О работе над "Долгой помолвкой" и Одри Тоту
Не было ли у вас сомнений в правильности продолжения работы с теми же актёрами, что снимались в “Амели”? Главную роль в Вашем новом фильме снова сыграла Одри Тоту.
Нет. Она идеально подходит для роли Матильде. И я не хотел лишать себя этого! Более того, я работаю очень медленно. Прошло три года, прежде чем появился новый фильм. Этого времени вполне достаточно, чтобы публика немного подзабыла нас. И кто знает? Может, ей даже будет интересно узнать, что мы сделали за это время! По крайней мере, я на это надеюсь. И мы это очень скоро узнаем.
Не давил ли на вас груз новых ожиданий, после огромного успеха Вашего предыдущего фильма “Амели”?
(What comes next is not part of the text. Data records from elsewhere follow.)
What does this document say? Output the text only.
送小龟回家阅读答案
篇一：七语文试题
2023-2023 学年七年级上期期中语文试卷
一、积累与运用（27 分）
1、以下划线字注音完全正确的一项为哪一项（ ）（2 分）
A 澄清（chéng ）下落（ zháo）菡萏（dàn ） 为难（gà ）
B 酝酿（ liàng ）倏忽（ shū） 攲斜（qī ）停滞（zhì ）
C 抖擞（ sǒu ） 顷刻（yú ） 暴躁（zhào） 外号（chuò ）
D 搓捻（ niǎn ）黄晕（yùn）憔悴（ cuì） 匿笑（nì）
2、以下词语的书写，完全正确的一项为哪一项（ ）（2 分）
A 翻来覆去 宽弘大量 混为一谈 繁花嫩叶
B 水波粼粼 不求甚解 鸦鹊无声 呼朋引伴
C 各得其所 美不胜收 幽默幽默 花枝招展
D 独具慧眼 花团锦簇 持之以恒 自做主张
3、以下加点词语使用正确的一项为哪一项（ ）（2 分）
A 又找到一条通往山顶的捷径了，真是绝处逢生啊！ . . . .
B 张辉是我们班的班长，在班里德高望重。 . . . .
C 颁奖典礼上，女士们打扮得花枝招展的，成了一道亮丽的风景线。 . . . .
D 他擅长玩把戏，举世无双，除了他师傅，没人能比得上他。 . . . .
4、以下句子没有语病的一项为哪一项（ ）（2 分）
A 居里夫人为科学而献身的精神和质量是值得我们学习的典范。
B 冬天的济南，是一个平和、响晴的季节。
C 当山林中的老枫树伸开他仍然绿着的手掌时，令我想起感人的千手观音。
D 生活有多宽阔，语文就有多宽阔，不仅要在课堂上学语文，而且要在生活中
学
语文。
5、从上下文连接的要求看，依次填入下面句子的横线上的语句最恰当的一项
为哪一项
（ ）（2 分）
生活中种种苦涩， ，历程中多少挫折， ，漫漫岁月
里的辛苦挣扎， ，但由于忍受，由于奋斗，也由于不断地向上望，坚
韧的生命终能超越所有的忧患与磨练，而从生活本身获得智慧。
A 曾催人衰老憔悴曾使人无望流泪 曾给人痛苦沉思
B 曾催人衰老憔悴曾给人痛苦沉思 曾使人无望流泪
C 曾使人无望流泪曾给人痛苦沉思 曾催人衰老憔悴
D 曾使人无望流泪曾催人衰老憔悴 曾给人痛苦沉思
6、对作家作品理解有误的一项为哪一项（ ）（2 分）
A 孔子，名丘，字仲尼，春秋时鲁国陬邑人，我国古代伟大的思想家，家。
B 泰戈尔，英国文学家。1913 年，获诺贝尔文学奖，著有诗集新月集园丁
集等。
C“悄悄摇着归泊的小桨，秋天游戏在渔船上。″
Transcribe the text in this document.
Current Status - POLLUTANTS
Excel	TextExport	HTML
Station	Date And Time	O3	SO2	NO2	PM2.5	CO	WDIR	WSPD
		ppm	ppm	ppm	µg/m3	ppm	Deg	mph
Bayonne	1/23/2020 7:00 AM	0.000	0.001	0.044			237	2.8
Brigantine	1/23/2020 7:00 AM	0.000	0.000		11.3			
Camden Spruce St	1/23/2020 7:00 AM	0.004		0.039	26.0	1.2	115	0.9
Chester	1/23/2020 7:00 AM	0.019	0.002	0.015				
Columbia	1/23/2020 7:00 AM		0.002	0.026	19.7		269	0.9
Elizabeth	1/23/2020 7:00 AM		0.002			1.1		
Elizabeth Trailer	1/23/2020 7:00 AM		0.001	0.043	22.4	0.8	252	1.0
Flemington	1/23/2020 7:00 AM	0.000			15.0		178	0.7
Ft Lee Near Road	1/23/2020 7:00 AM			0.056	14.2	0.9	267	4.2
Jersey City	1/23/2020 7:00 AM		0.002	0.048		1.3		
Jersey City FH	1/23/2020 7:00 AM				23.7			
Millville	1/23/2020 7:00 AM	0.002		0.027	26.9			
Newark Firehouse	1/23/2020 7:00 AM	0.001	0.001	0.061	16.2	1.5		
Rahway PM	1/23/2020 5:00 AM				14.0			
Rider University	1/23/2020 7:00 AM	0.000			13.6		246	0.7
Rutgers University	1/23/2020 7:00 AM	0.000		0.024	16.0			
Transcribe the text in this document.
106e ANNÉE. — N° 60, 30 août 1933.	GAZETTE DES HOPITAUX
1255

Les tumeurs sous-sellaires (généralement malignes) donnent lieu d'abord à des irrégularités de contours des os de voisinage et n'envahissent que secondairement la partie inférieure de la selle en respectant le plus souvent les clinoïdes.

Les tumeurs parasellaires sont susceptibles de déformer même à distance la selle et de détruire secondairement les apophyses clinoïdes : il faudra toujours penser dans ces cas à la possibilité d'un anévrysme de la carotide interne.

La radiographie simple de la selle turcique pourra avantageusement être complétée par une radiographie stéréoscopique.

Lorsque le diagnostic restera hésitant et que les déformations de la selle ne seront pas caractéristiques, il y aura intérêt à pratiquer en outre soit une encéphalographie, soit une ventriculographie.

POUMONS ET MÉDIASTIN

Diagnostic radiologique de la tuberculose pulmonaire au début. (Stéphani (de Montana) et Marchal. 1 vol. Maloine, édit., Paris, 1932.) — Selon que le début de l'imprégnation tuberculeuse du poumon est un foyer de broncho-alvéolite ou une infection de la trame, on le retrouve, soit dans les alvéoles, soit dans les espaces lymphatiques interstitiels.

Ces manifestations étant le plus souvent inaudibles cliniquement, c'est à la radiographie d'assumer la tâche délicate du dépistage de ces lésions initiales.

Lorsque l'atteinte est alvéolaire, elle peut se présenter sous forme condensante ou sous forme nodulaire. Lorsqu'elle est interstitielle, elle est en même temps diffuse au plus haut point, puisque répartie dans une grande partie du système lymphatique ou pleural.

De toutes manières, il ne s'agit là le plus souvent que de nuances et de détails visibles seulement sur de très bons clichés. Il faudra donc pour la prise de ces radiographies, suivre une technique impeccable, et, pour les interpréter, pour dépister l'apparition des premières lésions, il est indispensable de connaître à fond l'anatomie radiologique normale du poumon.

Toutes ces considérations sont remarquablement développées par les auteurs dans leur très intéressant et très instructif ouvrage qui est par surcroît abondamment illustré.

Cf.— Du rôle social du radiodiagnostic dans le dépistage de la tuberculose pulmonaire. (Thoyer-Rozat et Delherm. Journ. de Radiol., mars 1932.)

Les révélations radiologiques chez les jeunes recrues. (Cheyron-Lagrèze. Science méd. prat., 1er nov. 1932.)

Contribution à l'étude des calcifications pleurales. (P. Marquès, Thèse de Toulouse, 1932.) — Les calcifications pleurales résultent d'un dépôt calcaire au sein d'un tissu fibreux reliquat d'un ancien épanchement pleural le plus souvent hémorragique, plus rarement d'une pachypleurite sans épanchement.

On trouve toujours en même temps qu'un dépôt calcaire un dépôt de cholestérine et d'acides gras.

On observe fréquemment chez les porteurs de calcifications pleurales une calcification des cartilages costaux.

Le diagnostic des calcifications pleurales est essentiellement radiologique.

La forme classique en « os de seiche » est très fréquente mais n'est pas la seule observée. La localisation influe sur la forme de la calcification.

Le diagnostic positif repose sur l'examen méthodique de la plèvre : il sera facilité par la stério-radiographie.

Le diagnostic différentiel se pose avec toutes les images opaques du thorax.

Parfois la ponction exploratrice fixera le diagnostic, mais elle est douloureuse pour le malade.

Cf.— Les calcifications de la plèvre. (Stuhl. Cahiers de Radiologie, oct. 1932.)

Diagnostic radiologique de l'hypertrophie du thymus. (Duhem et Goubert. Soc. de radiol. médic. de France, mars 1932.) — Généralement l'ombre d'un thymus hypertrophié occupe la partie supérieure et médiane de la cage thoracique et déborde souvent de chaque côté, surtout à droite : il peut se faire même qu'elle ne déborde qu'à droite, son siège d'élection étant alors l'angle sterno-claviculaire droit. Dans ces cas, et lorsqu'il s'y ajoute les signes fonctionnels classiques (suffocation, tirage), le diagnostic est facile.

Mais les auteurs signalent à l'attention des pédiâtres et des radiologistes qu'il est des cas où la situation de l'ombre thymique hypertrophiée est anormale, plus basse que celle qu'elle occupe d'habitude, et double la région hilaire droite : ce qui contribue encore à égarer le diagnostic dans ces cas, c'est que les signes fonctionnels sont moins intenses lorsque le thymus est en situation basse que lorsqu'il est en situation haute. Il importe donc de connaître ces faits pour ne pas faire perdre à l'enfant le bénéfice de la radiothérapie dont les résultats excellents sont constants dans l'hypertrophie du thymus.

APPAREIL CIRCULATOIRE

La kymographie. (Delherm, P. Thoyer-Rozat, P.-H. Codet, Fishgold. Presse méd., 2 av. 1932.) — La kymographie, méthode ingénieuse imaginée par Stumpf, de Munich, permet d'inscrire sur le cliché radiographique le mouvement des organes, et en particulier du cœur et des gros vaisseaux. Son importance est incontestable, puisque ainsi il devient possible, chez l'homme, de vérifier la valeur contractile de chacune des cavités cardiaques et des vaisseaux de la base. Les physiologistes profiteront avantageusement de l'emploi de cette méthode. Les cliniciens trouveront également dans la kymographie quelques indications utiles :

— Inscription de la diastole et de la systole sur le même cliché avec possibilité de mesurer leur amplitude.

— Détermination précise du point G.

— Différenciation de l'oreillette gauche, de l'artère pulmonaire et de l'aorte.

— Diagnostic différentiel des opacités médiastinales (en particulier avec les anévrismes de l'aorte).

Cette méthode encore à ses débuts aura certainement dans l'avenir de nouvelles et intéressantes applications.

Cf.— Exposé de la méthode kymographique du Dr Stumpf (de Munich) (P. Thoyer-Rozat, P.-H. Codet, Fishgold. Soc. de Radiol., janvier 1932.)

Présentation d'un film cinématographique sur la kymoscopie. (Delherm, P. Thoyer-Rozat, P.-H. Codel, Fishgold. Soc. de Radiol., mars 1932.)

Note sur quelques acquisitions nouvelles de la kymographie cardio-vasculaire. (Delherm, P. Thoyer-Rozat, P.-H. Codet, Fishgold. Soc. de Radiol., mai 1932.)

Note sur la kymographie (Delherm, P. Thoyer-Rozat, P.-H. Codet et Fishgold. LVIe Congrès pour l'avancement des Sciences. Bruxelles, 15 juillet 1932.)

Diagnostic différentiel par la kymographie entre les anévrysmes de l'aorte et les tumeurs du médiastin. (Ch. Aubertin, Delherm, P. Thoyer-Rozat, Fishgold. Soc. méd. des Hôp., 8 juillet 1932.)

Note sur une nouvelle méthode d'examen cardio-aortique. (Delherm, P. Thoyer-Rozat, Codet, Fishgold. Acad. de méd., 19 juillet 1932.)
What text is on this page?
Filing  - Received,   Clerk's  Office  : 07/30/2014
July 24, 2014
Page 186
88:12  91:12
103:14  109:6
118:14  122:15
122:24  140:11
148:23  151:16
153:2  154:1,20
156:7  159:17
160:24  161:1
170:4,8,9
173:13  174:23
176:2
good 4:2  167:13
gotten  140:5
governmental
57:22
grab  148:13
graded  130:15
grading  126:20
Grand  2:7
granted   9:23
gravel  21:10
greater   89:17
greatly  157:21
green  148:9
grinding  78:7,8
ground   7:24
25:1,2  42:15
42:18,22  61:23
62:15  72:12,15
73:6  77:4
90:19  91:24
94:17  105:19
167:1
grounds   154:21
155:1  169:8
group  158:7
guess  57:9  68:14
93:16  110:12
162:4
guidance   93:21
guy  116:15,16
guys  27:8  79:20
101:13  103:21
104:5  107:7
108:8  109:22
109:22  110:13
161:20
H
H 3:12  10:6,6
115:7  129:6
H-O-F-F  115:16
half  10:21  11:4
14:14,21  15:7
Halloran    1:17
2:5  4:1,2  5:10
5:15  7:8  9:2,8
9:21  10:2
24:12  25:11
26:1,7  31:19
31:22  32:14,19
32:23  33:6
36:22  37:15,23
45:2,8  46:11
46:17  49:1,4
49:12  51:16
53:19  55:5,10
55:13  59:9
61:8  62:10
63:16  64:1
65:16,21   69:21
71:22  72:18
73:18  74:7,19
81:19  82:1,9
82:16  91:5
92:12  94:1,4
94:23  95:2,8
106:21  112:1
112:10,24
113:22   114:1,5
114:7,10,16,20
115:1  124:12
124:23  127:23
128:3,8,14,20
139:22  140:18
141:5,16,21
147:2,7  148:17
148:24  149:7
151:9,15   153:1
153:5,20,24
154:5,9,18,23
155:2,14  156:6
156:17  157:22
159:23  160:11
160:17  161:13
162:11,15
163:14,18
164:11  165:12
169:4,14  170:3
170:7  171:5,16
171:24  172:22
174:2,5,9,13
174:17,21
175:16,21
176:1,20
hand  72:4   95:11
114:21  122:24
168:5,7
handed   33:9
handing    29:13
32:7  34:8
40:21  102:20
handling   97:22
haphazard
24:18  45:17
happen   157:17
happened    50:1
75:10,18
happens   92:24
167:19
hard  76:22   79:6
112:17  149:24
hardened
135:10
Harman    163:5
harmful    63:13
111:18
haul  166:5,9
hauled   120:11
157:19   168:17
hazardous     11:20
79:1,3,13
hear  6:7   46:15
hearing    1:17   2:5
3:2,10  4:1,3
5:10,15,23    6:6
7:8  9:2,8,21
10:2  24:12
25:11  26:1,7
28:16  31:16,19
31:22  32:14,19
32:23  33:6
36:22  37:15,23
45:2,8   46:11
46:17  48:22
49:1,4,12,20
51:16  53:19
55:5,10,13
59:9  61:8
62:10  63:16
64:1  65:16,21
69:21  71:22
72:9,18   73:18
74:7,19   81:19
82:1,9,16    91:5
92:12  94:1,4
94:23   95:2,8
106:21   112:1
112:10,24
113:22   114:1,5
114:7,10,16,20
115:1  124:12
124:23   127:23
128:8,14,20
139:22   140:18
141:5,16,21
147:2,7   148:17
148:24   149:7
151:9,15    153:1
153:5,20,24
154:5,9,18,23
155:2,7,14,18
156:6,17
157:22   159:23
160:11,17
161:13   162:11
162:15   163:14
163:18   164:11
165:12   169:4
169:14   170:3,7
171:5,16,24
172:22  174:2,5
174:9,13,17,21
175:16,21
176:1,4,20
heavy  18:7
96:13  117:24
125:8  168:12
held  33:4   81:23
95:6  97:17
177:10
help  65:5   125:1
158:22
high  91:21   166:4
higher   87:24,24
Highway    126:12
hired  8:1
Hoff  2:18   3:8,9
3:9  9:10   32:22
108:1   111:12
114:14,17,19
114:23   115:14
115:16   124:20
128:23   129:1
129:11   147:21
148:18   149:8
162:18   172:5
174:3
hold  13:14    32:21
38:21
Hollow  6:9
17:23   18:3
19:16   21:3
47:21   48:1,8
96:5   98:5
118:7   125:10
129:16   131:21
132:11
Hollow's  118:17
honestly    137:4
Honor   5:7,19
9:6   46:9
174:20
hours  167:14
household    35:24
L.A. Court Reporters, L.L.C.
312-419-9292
Когда “Амели” получила такое признание, меня все спрашивали: “Не действует ли мне на нервы такой успех?”. Но это меня не сильно беспокоило. Во-первых, я реально оцениваю свои возможности и знаю, такой успех, какой был с “Амели”, случается раз в жизни – особенно, если речь идёт о художественном фильме. Роман Себастьена Жаприко великолепен. Меня не так, как перед релизом “Амели” волнует вопрос: “Кому это будет интересно?”. Волнует другое, захотят ли люди посмотреть этот фильм, и понравится ли им моя экранизация романа… это совсем по-другому. Но ставки сделаны. И результат будет известен совсем скоро. С другой стороны, я могу сказать, что успех открыл для меня новые возможности и дал большую свободу. Он дал мне возможность получить права на эту великолепную книгу, сотрудничать с такой студией как Warner Bros. и найти средства на то, чтобы создать фильм таким, каким я его видел – на более высоком уровне.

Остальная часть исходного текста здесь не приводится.